The cutoff is “particularly poignant and nearly devastating as we go into the Christmas holidays,” House Democratic leader Nancy Pelosi of California told reporters Monday.
Some Republicans agreed. Sens. Dean Heller, R-Nev., and Jack Reed, D-R.I., are chief sponsors of the three-month extension, which would be retroactive.
“Providing a safety net for those in need is one of the most important functions of the federal government,” Heller said.
His state and Reed’s have the greatest need for the extra help. Last month, Nevada and Rhode Island both had jobless rates of 9 percent, well above the national average of 7 percent. Some 4.1 million people have been out of work 26 or more weeks. A total of 10.9 million were unemployed last month.
Other Republicans have two concerns. One is that the economy is improving and unemployment rates are dropping.
The Bureau of Labor Statistics found 18 states had lower rates last month than the national average, while eight had “measurably higher rates” and 24 had rates “not appreciably different from that of the nation.”
“The unemployment rate is coming down. These have been extraordinary extensions, and the Republican position all along is we have to go back to normal at some point,” said Rep. Tom Cole, R-Okla.

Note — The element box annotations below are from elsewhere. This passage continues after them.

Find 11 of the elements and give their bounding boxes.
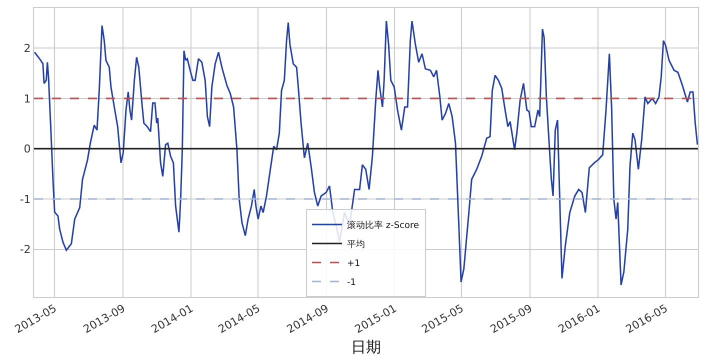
legend-label: 滚动比率 z-Score	[347, 220, 420, 232]
line-series	[34, 20, 698, 286]
legend-label: +1	[347, 259, 360, 270]
y-tick-label: 2	[24, 42, 31, 56]
legend-label: -1	[347, 278, 356, 288]
legend-label: 平均	[347, 239, 365, 250]
y-tick-label: 0	[24, 142, 31, 156]
x-axis-title: 日期	[351, 338, 381, 356]
y-tick-label: -1	[20, 192, 31, 206]
y-tick-label: -2	[20, 243, 31, 256]
y-tick-label: 1	[24, 92, 31, 106]
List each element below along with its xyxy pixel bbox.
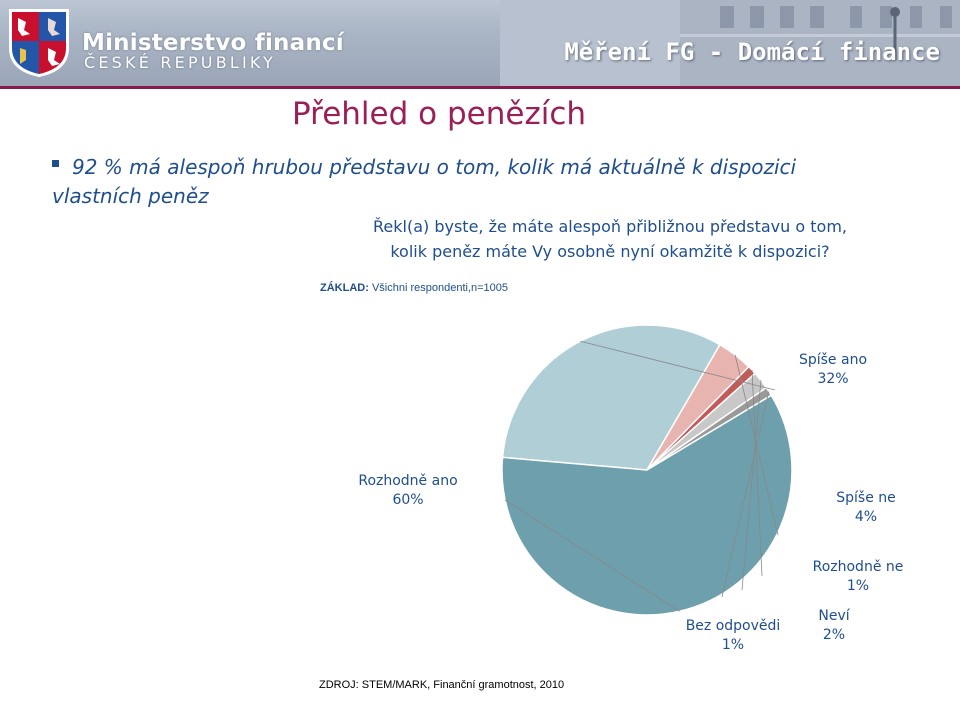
survey-question-line-2: kolik peněz máte Vy osobně nyní okamžitě…	[390, 242, 830, 261]
slice-label-1: Spíše ne 4%	[836, 490, 896, 525]
survey-question: Řekl(a) byste, že máte alespoň přibližno…	[300, 214, 920, 264]
slice-label-0: Spíše ano 32%	[799, 352, 867, 387]
header-banner: Ministerstvo financí ČESKÉ REPUBLIKY Měř…	[0, 0, 960, 86]
source-note: ZDROJ: STEM/MARK, Finanční gramotnost, 2…	[319, 679, 565, 691]
leader-line-4	[721, 391, 770, 598]
leader-line-3	[741, 380, 762, 591]
slice-label-3: Neví 2%	[818, 608, 850, 643]
leader-line-5	[504, 499, 680, 612]
slice-label-4: Bez odpovědi 1%	[686, 618, 781, 653]
ministry-subtitle: ČESKÉ REPUBLIKY	[84, 53, 277, 72]
pie-slices	[501, 324, 793, 616]
label-leader-lines	[504, 340, 779, 612]
bullet-text: 92 % má alespoň hrubou představu o tom, …	[52, 155, 797, 208]
base-note-label: ZÁKLAD:	[320, 282, 369, 294]
base-note: ZÁKLAD: Všichni respondenti,n=1005	[320, 282, 508, 294]
slice-label-2: Rozhodně ne 1%	[813, 559, 904, 594]
ministry-name: Ministerstvo financí	[82, 30, 344, 56]
header-title: Měření FG - Domácí finance	[564, 38, 940, 66]
page-title: Přehled o penězích	[292, 96, 587, 132]
czech-coat-of-arms-logo	[9, 9, 69, 78]
pie-labels: Spíše ano 32% Spíše ne 4% Rozhodně ne 1% Neví 2…	[358, 352, 903, 653]
slice-label-5: Rozhodně ano 60%	[358, 473, 457, 508]
leader-line-2	[751, 369, 763, 577]
survey-question-line-1: Řekl(a) byste, že máte alespoň přibližno…	[373, 217, 847, 236]
bullet-square-icon	[52, 160, 59, 167]
base-note-text: Všichni respondenti,n=1005	[371, 282, 509, 294]
leader-line-0	[580, 340, 776, 391]
header-divider	[0, 86, 960, 89]
building-photo	[500, 0, 960, 86]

The other Republican concern is the cost. For years, some Republicans have argued that the benefits should be offset by spending cuts. Others counter that traditionally such benefits were seen as emergencies and were not offset.
A one-year extension would cost about $25.2 billion, while three months would cost an estimated $6.5 billion, which would not currently be offset with cuts.
This dispute has erupted several times in recent years. The program was last extended about a year ago, as part of broader economic legislation.
House Speaker John Boehner of Ohio indicated he would be open to legislation this time.
But, he said before the House left earlier this month for the year, “I said that we would clearly consider it, as long as it’s paid for and as long as there are other efforts that’ll help get our economy moving once again. I have not seen a plan from the White House that meets those standards.”
The White House is firmly behind the three-month plan. “They should pass it, and I’ll sign it right away,” Obama told a news conference Friday. Pelosi also said she’d go along with three months.